Maybe the saddest lines can’t really be written, and the saddest thoughts can’t really be uttered. And maybe, I miss you, is the closest thing we could have.
“Why do you write sad things?” is one of the hardest questions I’ve always been asked.
How could I answer that? How could I tell you that all I have is sadness, and all I can share to the world is sadness? How could I tell you that every time I get a little glimpse of happiness, I always just save it for myself, keeping it close to my heart, memorizing every details and feelings, and not writing it down because writing it down feels a lot like giving it away, like I am letting that little happiness go. How could I tell you that I write sad things to purge it out from my system? That it is impossible to write sad things without sadness consuming you to the core to the point that all you can do is to bleed it out on the paper. How could I tell you that? That I write sad things to let it out, hoping that one day it would never come back, that maybe one day, I will finally succeed in writing all my sadness away.
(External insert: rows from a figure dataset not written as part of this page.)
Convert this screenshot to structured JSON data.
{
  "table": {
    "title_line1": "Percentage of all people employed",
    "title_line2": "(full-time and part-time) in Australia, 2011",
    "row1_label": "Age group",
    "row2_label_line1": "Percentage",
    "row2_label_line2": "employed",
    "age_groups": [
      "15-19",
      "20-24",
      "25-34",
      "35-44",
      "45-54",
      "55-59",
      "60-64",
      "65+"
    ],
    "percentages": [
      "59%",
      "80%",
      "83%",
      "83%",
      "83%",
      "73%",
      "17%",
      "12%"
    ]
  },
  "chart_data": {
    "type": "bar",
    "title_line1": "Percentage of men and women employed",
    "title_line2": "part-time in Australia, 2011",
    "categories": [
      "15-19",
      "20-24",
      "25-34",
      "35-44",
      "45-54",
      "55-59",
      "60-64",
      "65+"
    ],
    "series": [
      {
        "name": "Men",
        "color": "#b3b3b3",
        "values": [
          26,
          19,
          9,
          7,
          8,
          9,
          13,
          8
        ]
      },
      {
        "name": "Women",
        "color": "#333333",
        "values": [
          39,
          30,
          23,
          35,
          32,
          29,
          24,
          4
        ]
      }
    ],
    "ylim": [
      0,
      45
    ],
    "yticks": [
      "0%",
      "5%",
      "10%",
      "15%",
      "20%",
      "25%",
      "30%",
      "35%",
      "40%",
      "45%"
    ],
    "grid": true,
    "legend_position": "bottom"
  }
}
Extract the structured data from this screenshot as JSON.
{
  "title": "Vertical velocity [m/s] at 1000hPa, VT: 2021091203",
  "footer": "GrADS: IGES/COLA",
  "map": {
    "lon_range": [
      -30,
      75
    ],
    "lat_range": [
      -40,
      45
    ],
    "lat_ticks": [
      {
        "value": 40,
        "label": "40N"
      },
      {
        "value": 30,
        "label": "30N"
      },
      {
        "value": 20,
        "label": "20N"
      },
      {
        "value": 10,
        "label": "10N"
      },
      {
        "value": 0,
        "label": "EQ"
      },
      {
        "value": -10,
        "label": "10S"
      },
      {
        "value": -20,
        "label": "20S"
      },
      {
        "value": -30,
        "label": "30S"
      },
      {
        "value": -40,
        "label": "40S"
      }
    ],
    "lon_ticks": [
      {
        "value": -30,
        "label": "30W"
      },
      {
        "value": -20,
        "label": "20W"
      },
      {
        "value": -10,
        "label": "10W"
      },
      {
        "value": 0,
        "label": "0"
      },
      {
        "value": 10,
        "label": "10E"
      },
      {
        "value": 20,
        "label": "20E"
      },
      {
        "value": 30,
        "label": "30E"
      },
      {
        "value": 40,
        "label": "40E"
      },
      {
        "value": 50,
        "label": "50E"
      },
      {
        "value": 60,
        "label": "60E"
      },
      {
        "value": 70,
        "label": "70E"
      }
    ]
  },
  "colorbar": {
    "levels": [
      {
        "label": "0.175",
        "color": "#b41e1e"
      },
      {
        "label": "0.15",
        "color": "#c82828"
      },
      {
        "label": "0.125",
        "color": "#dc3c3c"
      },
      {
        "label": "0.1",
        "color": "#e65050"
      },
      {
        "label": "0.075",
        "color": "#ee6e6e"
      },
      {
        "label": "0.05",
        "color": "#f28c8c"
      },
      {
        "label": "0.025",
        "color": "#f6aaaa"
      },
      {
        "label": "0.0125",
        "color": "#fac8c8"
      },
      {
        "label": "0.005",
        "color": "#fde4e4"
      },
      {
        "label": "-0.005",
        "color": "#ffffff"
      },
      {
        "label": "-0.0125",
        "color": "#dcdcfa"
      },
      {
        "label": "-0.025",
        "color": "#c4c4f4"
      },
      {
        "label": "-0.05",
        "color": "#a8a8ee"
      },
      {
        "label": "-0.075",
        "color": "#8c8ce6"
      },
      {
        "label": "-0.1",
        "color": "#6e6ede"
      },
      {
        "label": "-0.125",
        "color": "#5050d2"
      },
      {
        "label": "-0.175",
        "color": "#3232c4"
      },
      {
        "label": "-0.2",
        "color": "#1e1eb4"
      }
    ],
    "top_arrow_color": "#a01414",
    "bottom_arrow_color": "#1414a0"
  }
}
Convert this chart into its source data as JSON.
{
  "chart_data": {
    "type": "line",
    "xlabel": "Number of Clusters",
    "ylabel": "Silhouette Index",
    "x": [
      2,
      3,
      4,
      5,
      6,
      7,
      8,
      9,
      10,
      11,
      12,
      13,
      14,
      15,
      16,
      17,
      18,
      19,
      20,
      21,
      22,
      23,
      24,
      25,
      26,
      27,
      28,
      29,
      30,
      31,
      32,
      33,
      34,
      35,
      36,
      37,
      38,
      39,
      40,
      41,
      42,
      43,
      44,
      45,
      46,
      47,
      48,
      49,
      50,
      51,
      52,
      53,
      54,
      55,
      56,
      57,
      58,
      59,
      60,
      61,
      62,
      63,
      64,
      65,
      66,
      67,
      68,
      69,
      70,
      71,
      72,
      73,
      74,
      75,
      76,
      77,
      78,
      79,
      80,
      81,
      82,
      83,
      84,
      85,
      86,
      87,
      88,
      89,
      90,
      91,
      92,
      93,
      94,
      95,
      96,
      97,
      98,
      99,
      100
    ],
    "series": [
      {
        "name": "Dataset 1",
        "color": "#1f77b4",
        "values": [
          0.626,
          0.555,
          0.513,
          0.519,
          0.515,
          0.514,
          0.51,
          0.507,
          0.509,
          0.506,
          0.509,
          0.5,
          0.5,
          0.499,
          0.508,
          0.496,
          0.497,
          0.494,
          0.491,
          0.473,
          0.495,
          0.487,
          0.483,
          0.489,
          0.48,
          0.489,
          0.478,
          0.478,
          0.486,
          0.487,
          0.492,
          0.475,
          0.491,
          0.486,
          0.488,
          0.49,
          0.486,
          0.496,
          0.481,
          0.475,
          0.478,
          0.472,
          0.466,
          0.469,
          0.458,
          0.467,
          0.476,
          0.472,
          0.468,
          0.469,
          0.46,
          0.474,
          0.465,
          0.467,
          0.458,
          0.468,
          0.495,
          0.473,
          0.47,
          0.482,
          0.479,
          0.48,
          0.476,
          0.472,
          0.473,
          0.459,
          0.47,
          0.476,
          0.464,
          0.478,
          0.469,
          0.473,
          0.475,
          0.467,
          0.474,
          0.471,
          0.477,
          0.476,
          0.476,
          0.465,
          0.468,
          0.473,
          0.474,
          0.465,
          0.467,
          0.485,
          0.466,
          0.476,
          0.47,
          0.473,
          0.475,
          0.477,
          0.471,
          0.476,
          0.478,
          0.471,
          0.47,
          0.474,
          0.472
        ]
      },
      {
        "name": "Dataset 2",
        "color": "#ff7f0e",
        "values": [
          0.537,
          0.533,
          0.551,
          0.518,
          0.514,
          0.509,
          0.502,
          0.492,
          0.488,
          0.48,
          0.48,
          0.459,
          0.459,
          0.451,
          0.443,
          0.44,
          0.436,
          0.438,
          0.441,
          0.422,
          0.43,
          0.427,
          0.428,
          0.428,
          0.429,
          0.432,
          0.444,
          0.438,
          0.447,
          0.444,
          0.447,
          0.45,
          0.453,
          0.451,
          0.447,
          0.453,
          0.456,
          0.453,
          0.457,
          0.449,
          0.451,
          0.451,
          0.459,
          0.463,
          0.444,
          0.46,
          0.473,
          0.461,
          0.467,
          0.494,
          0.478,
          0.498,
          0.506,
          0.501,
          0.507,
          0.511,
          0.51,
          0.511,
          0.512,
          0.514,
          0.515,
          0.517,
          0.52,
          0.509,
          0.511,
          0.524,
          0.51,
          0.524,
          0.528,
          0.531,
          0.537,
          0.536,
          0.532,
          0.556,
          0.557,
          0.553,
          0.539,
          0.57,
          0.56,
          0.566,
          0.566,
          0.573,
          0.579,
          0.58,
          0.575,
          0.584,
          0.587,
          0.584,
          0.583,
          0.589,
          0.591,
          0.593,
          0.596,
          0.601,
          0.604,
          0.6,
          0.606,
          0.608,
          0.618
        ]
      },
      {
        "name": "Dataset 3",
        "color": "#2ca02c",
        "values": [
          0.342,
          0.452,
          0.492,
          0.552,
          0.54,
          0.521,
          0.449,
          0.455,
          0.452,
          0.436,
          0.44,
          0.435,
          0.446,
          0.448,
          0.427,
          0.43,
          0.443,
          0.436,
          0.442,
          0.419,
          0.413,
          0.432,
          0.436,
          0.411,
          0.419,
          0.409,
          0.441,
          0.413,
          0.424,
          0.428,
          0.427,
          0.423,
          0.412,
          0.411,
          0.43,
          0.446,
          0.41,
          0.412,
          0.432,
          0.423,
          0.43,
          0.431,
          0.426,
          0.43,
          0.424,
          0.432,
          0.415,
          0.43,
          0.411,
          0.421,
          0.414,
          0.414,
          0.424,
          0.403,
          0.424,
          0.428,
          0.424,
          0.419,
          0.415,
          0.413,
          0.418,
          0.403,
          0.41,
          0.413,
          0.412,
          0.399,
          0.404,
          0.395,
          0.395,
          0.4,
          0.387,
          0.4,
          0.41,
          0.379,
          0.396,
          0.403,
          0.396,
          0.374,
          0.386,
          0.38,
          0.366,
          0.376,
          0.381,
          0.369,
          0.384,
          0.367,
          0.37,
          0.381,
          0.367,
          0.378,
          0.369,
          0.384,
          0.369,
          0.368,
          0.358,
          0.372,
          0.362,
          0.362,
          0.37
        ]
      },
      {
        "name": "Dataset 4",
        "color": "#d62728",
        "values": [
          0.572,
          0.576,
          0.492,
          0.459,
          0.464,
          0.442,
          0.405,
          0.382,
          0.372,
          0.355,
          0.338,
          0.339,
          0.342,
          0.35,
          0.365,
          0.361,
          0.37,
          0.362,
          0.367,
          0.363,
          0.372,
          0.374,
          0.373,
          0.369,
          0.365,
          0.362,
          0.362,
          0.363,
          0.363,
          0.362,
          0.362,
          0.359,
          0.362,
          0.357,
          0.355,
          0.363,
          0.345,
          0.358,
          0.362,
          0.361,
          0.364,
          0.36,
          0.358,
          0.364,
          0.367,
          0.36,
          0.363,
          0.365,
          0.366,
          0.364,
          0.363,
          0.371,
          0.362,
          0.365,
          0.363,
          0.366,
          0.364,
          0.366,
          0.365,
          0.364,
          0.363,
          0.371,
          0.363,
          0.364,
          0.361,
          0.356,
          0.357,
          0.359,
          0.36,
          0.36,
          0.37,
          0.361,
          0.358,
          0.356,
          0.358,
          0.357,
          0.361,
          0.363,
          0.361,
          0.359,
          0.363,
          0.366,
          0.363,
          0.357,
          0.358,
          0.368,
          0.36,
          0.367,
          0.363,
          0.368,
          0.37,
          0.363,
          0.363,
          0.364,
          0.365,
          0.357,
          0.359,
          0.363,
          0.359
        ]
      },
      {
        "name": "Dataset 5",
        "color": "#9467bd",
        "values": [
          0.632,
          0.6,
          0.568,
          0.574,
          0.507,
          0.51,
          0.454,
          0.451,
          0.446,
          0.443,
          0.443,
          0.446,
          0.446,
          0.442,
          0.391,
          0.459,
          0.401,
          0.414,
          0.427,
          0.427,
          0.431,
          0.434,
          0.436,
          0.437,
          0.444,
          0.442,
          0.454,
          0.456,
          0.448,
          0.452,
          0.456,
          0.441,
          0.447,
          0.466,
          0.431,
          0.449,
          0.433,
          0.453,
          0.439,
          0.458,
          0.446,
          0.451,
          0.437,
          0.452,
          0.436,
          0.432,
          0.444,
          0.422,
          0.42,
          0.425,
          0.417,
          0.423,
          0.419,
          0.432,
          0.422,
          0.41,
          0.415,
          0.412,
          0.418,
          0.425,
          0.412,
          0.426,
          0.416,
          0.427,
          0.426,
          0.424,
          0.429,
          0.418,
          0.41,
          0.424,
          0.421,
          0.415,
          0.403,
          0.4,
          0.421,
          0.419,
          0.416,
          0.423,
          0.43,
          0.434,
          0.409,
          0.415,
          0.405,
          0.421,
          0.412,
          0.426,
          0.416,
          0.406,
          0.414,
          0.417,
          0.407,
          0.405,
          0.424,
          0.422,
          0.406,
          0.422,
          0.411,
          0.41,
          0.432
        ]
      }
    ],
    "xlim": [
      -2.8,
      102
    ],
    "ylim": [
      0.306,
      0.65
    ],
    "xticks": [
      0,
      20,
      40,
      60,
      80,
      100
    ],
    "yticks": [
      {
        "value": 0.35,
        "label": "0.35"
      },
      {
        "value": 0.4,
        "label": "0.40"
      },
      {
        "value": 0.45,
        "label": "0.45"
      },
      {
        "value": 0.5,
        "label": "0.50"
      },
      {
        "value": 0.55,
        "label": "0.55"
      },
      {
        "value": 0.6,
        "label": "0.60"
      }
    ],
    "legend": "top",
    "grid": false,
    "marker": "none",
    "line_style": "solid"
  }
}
I’m sorry for every person I’ve ignored,
For every person I’ve hurt,
For every person I’ve caused pain,
They say, hurt people, hurt people
Maybe that’s the reason why,
I’ve hurt every people that gets too close to me,
And maybe that’s also why,
Of all the ones that I’ve hurt,
It’s been really me who I am most sorry for.
For I’ve hurt myself more than you’ll ever know.
She built a wall, a fortress so high
That keeps her a prisoner of her own mind
So on days she couldn’t glimpse the sun
Please don’t tell her just to get out and get about
Because darling, I assure you
She doesn’t know how to escape
This lonely castle she built
Out of her own tears, cuts, and howl of anguish
Where hidden doors are called Happiness
And keys are called Prozac
Or sometimes the usual,
‘It’s just in your mind.’
I remember the time I gave you a little bit of my happiness, a happiness extracted from my own soul, just to see you make it thru. You were always sad then. And I know what sadness can do to people, how it could destroy them from the inside out, so I gave you a little bit of me, a little bit of my soul, a little bit of my light.
I forgot to tell you that those little bits are all that I have, that I am a falling star living on a little grace, and that as much as I am beautiful to look at, my light is easy to burn out, that I already gave you all the light I have even when you didn’t make a wish, and now I’m left all cold, dark, and sad, and the trails of my light slowly snuffing out.
It is the feeling of tiredness that creeps on you even if you haven’t done anything all day long. It is the crying spells that overtakes you when you are finally left all alone after a long day of pretending to be okay. It is the waking up every 2AM with your thoughts all jumbled up and morose. It is the desire to sleep all the time, to stubbornly stay on bed, and be continually lost in dreams that never makes sense. It is wanting to be somewhere that isn’t really here on the here and now. It is the staring contest at the ceiling, when you finally found a temporary peace in finding no thoughts, no chaos, no feelings, just a deep hollowed numbness at the center of your being.